Session: 24-03 Advances in Design & Analyses

Paper Number: 126867

126867 - Generative Deep Learning on Images of Thermo-Mechanical Simulation Results 

This paper explores the intersection of engineering simulation and machine learning, with a specific focus on the exploitation of generative deep learning on images of thermo-mechanical simulation results for a gas turbine subassembly. The study leverages the power of modern computing to develop physics-based models and automated design workflows, which are used to assess multiple designs and support trade studies and design optimisation. The automated workflows are used to generate a large dataset of images, that encode key information about the designs and their performance attributes. These images are used to train a conditional Generative Adversarial Network (cGAN), which can then be used for design exploration and optimisation.

In a recent paper, it has been demonstrated that it is possible to embed numerical engineering information into flow field images which are then used to train a cGAN. The method involves producing an image of a flow field of interest and superimposing any numerical information in the form of bars or glyphs. Images are then tagged with a classification label based on their desired performance. The optimisation workflow uses the cGAN generator to produce images of flow fields that correspond to a desired classification label, including the bars and the glyphs. These are later decoded to extract the suggested numerical values which include design parameters and output values.

In this paper an analogous approach is applied to the thermo-mechanical design of a secondary air system double-sided seal in an aero engine turbine subassembly. Secondary air system seals are crucial in aero engine design as they have a direct impact on specific fuel consumption. However, seal design presents significant computational cost challenges as it represents a complex and iterative process and it is a highly-coupled multi-disciplinary problem, affected by the thermal physics, the air system behaviour, the effect of flight loads and their interactions. For this test case a two-dimensional Finite Element Analysis model has been used to predict thermo-mechanical displacements at the seal interfaces, with the geometry model of the assembly parametrised to capture potential design changes.

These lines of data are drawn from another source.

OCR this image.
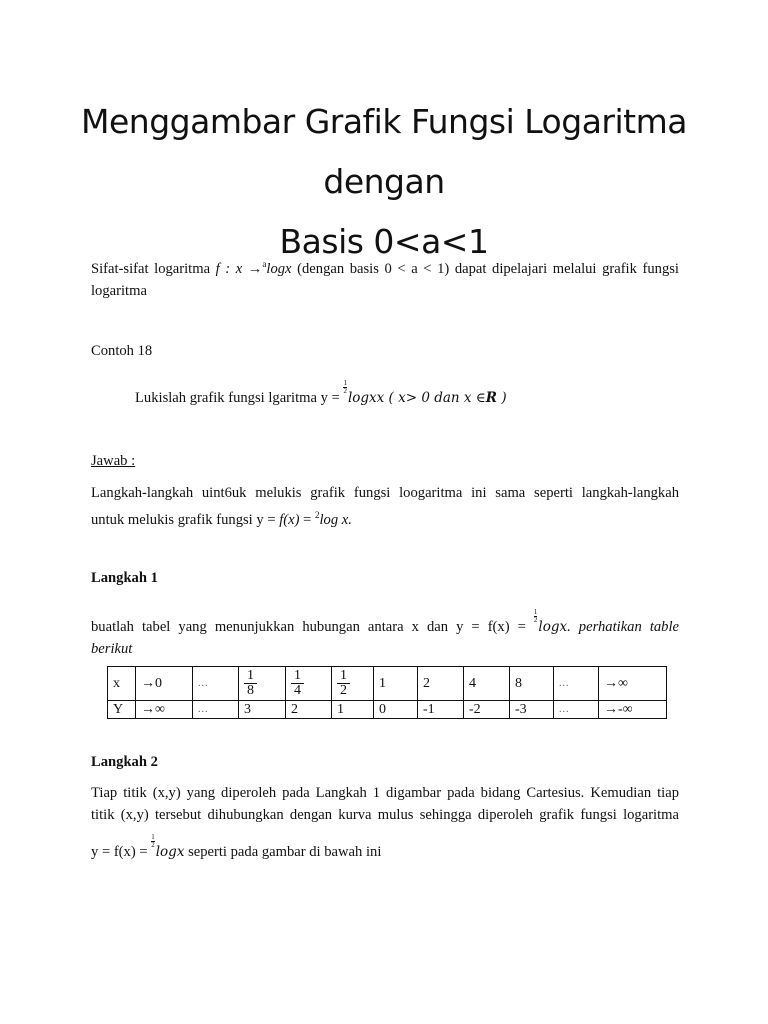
Menggambar Grafik Fungsi Logaritma dengan
Basis 0<a<1
Sifat-sifat logaritma f : x →$^a$logx (dengan basis 0 < a < 1) dapat dipelajari melalui grafik fungsi
logaritma
Contoh 18
Lukislah grafik fungsi lgaritma y =
$\frac{1}{2}$
logxx ( x> 0 dan x ∈R )
Jawab :
Langkah-langkah uint6uk melukis grafik fungsi loogaritma ini sama seperti langkah-langkah
untuk melukis grafik fungsi y = f(x) = $^2$log x.
Langkah 1
buatlah tabel yang menunjukkan hubungan antara x dan y = f(x) =
$\frac{1}{2}$
logx. perhatikan table
berikut
x	→0	...	$\frac{1}{8}$	$\frac{1}{4}$	$\frac{1}{2}$	1	2	4	8	...	→∞
Y	→∞	...	3	2	1	0	-1	-2	-3	...	→-∞
Langkah 2
Tiap titik (x,y) yang diperoleh pada Langkah 1 digambar pada bidang Cartesius. Kemudian tiap
titik (x,y) tersebut dihubungkan dengan kurva mulus sehingga diperoleh grafik fungsi logaritma
y = f(x) =
$\frac{1}{2}$
logx seperti pada gambar di bawah ini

A 35,000-point Design of Experiments was run on this model, varying seven geometric parameters and one categorical variable (the material for the rotating part of the assembly). Key outputs such as running clearances of the seals, overall mass of the assembly, metal temperatures at rotor-static interfaces, and stresses on the disc were monitored and embedded into images to train a cGAN. The images encode the running clearance outputs in the form of circular graphs, the key inputs and the other outputs in the form of histograms and the temperature as a contour plot, and their format has been defined to capture as much information as possible on the key results of the analysis on a single image. This paper presents a novel approach to encoding and decoding these images, enabling quality monitoring of generated images and training processes, as well as extraction of useful results.

The predictability of the Deep Learning models generated with these images is assessed, demonstrating how this methodology can generate designs in targeted categories and can support decision making both in the preliminary design phase, to enable classification of ‘good’ and ‘bad’ designs, and in the detailed design phase, to support optimization and robust design. Beyond design, these methods can also be used to support the virtual product and establish a database of prior knowledge that, together with operational data, can create a feedback loop from the service Digital Twin back into design.

Presenting Author: Adele Nasti Rolls-Royce Deutschland Ltd & Co KG

Presenting Author Biography: Prof Dr Adele Nasti is a Technical Specialist and Technical Leader in Modelling, Simulation, Process Automation and Research & Technology at Rolls-Royce. She joined Rolls-Royce plc in 2009 and moved to Rolls-Royce Deutschland Ltd & Co KG in 2018. The main focus of her work is design methods, from component design to whole engine modelling, integrated multi-disciplinary simulation frameworks and advanced seals technology acquisition, from simulation and design, to manufacture, experimentation and engine integration. During her career at Rolls-Royce she has been driving several Research & Technology programmes in collaboration with universities in the UK and in Germany. She holds a Professorship for Computer Science – Data Science & Artificial Intelligence at SRH Berlin University of Applied Sciences, where she lectures on Modelling, Simulation, Digital Twin and she is Program Director for the Master of Engineering on Industry 4.0. Dr Adele Nasti received a Master of Physics from the University of Naples ‘Federico II’ in Italy and completed a PhD in Quantum Field Theory at Queen Mary University of London, UK.

Authors:

Adele Nasti Rolls-Royce Deutschland Ltd & Co KG
Ivan Voutchkov Rolls-Royce Plc
Andy Keane University of Southampton